CHINA> Regional
Air quality in offices 'below par'
By Xie Chuanjiao (China Daily)
Updated: 2008-12-03 07:27

Almost 80 percent of office buildings in Qingdao, Shandong province, fail to meet national standards for indoor air quality, and people's health is suffering as a result, a local trade association has said.

According to a survey by the Qingdao Indoor Furnishing Industry Association, the results of which were released on Sunday, just 22 percent of the city's offices have acceptable air quality, the Peninsula Metropolitan News reported on Tuesday.

The study investigated 98 buildings over a 10-month period from January to October.

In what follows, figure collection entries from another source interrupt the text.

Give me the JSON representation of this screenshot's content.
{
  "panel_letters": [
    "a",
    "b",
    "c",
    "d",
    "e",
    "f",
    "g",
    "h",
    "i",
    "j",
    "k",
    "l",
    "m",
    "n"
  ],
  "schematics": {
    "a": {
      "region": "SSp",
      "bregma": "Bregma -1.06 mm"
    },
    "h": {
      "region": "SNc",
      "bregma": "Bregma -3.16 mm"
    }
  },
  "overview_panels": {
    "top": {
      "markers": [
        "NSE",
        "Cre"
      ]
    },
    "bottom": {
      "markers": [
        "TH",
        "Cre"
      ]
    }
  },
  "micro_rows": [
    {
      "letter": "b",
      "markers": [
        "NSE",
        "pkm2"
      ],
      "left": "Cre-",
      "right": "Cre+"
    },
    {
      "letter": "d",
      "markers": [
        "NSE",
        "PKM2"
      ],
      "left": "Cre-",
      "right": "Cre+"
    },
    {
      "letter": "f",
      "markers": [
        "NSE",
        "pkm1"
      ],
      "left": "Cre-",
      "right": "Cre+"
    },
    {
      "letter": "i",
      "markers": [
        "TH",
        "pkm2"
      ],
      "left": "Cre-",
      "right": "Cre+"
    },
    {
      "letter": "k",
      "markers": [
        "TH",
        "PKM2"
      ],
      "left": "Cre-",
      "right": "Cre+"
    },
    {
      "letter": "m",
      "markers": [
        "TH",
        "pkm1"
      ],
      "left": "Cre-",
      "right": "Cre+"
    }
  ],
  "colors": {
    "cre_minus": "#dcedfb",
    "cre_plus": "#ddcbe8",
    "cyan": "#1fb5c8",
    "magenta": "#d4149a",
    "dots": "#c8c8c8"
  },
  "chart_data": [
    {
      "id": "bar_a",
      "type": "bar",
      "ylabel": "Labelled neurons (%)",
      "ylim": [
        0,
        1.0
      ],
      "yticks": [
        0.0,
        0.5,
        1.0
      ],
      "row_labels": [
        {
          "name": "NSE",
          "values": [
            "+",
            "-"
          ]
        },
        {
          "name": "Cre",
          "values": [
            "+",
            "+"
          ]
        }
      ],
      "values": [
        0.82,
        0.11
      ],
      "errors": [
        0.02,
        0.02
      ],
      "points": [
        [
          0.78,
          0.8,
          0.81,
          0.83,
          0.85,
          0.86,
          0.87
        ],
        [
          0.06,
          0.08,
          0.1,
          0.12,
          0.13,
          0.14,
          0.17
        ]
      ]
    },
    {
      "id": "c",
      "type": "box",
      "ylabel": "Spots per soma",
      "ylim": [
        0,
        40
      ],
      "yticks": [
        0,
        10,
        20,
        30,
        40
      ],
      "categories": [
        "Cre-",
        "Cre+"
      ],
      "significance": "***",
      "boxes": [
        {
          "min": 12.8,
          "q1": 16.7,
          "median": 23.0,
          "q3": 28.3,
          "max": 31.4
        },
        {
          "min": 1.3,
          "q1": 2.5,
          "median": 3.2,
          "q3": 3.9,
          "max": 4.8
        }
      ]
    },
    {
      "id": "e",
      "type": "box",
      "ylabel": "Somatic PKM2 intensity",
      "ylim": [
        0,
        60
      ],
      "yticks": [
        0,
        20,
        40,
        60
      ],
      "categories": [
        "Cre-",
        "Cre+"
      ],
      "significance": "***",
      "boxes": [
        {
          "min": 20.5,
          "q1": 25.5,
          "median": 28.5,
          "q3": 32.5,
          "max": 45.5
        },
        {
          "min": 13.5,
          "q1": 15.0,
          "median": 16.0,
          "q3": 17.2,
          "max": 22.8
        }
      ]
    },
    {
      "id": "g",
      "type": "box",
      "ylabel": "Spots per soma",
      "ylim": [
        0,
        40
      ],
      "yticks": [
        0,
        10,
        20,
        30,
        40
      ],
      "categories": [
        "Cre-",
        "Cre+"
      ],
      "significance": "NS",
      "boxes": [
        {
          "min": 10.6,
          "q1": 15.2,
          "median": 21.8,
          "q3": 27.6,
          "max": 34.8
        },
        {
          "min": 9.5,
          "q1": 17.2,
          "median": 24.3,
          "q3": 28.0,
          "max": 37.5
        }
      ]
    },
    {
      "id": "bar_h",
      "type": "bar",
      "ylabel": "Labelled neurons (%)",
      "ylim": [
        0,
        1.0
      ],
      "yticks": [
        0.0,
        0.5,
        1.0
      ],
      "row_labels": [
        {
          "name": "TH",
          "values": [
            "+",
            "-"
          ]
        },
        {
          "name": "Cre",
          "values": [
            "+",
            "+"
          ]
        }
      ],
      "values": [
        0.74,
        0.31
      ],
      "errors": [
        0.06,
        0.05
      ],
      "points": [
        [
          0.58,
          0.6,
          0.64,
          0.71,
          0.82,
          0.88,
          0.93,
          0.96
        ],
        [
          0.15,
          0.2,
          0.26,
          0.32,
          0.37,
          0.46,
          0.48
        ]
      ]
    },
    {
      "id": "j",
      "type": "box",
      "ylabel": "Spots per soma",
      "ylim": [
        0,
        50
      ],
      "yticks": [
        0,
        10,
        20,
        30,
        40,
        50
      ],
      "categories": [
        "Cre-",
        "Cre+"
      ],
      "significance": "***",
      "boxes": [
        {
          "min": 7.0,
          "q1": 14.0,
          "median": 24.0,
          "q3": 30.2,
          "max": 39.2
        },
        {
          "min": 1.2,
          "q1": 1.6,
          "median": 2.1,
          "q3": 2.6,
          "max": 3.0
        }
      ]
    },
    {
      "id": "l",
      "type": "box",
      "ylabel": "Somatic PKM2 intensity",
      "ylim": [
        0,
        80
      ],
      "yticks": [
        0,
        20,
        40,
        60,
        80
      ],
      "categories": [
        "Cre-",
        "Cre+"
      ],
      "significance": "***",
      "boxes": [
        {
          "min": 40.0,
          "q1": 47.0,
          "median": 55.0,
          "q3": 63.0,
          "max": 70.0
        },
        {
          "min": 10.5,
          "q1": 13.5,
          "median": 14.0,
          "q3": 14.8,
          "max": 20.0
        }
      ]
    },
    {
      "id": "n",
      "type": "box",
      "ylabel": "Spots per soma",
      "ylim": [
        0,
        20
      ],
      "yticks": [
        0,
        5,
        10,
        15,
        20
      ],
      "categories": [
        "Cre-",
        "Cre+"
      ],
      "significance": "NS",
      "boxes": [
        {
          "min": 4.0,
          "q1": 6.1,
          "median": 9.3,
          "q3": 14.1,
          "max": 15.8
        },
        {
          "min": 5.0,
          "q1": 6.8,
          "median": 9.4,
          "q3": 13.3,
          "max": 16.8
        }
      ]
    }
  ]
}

"When heating systems are running, there is a lack of proper ventilation in the offices, as windows tend to be kept closed. This leads to a buildup of pollutants in the air that can be harmful to people's health," the report said.

"In studies conducted after October, less than 10 percent of the offices met the quality standard," it said.

Most of the pollutants found in the air were volatile organic compounds, ozone and various forms of bacteria. In some instances, their levels were more than 12 times the acceptable limits, the survey said.

High levels of pollutants can cause people to experience headaches, nausea, difficulties breathing and sore throats, it said.

"I often feel dizzy when I'm at work," Yin Peiliang, who works at an office in Qingdao, said.

"My desk is near the copier room, and that makes the air quality even worse."

The office lacks a proper ventilation system, and because there is only one window in the 90-sq-m office the air has no chance to circulate, he said.

"Sometimes I have to stand by the window just to get some fresh air and stop myself feeling sick," Yin said.

According to the World Health Organization (WHO), 2.8 million people around the world, and 111,000 in China, die each year from conditions related to indoor air pollution.

The more than 300 polluting substances found in air can be linked to nearly 60 percent of all human diseases, the WHO said.

Earlier in the year, a three-month study carried out by the Guangdong environmental supervision center in Guangzhou and Shenzhen found that nearly 60 percent of indoor air pollution was caused by inadequate ventilation, reported at the time.

Over the weekend, Song Guangsheng, head of the China Indoor Environment Treatment Supervision Center, reminded the public of the need for proper ventilation in their homes, regardless of the cold winter weather.

People should also try to limit their use of heaters to reduce the amount of air pollution, he said.

China News Services early reported that the center is working with several indoor environment management organizations to provide free air quality treatment services to 100 families in Beijing, as a precursor to a nationwide scheme.